Evaluation metrics with time-based weights (`days_since_ftd`) and a custom LightGBM objective.

- **`EvalMetric`**: cohort-level (aggregated by `days_since_ftd`) and sample-level metrics with time-decay weighting:
  - `cohort_weighted_mae`, `cohort_weighted_mse`, `cohort_weighted_mape`
  - `sample_weighted_mae`, `sample_weighted_mse`, `sample_weighted_mape`
  - `create_lgb_metric`: factory for LightGBM metrics with time weights
- **`DaysWeightedObjective`**: custom LightGBM objective with time weights (modes: `mae`, `mse`, `mape`).

### `metrics`

- **`calculate_ngr_metrics`**: computes NGR error metrics (MAE, MAPE, ME, MPE) in both standard
  and business-optimal variants with weights based on `days_since_ftd`. Optionally applies late-stage
  prediction correction over the customer lifecycle.

### `visualization`

- **`calculate_ngr_metrics`**: NGR evaluation function (equivalent to the `metrics` module).

### `evip_dynamic`

Classification metrics with a false-positive (FP) budget constraint.

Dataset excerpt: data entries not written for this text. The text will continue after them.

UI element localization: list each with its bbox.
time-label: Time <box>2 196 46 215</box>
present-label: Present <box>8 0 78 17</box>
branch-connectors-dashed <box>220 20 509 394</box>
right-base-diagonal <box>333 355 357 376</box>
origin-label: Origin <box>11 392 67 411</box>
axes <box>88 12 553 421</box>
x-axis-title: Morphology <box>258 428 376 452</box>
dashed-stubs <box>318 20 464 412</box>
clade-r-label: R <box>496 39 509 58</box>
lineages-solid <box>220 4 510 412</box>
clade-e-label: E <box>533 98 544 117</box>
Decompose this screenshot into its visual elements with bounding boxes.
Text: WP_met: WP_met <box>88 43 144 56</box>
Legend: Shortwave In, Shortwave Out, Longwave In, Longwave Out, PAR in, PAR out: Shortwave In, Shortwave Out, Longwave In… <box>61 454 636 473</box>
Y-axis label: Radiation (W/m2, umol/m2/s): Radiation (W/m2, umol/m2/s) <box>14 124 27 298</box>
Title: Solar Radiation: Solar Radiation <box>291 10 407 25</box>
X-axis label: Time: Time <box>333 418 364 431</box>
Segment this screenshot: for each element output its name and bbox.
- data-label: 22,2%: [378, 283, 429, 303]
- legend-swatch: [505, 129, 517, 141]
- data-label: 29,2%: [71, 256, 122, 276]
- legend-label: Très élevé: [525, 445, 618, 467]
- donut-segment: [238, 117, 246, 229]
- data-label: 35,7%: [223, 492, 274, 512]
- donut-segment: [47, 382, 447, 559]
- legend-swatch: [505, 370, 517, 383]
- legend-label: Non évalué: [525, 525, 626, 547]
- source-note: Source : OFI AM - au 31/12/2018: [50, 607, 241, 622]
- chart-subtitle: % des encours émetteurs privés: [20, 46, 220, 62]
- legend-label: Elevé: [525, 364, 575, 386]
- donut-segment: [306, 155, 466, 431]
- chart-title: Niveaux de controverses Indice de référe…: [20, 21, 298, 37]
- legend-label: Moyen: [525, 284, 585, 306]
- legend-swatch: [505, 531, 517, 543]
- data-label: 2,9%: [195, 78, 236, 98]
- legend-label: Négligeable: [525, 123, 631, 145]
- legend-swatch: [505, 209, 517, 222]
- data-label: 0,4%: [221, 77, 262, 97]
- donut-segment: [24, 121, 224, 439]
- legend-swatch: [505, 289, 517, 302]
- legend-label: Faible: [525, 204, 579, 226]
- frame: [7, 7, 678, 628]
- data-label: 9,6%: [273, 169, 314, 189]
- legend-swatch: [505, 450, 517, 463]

- **`recall_with_fp_cap`**: recall with a penalty for exceeding the FP budget in binary classification.
- **`weighted_premium_recall_with_fp_cap`**: weighted recall for premium classes (1 and 2) with a penalty
  for exceeding the FPR budget among class 0 samples.

## Dependencies

- `pandas>=2.2.2`
- `numpy>=1.26.0`
- `scikit-learn>=1.5.0`
- `matplotlib>=3.9.0`

## Publishing to PyPI

```bash
uv pip install build twine
uv run python -m build
twine upload --skip-existing dist/*
```

Before publishing, bump the version in `pyproject.toml` (section `[project]`).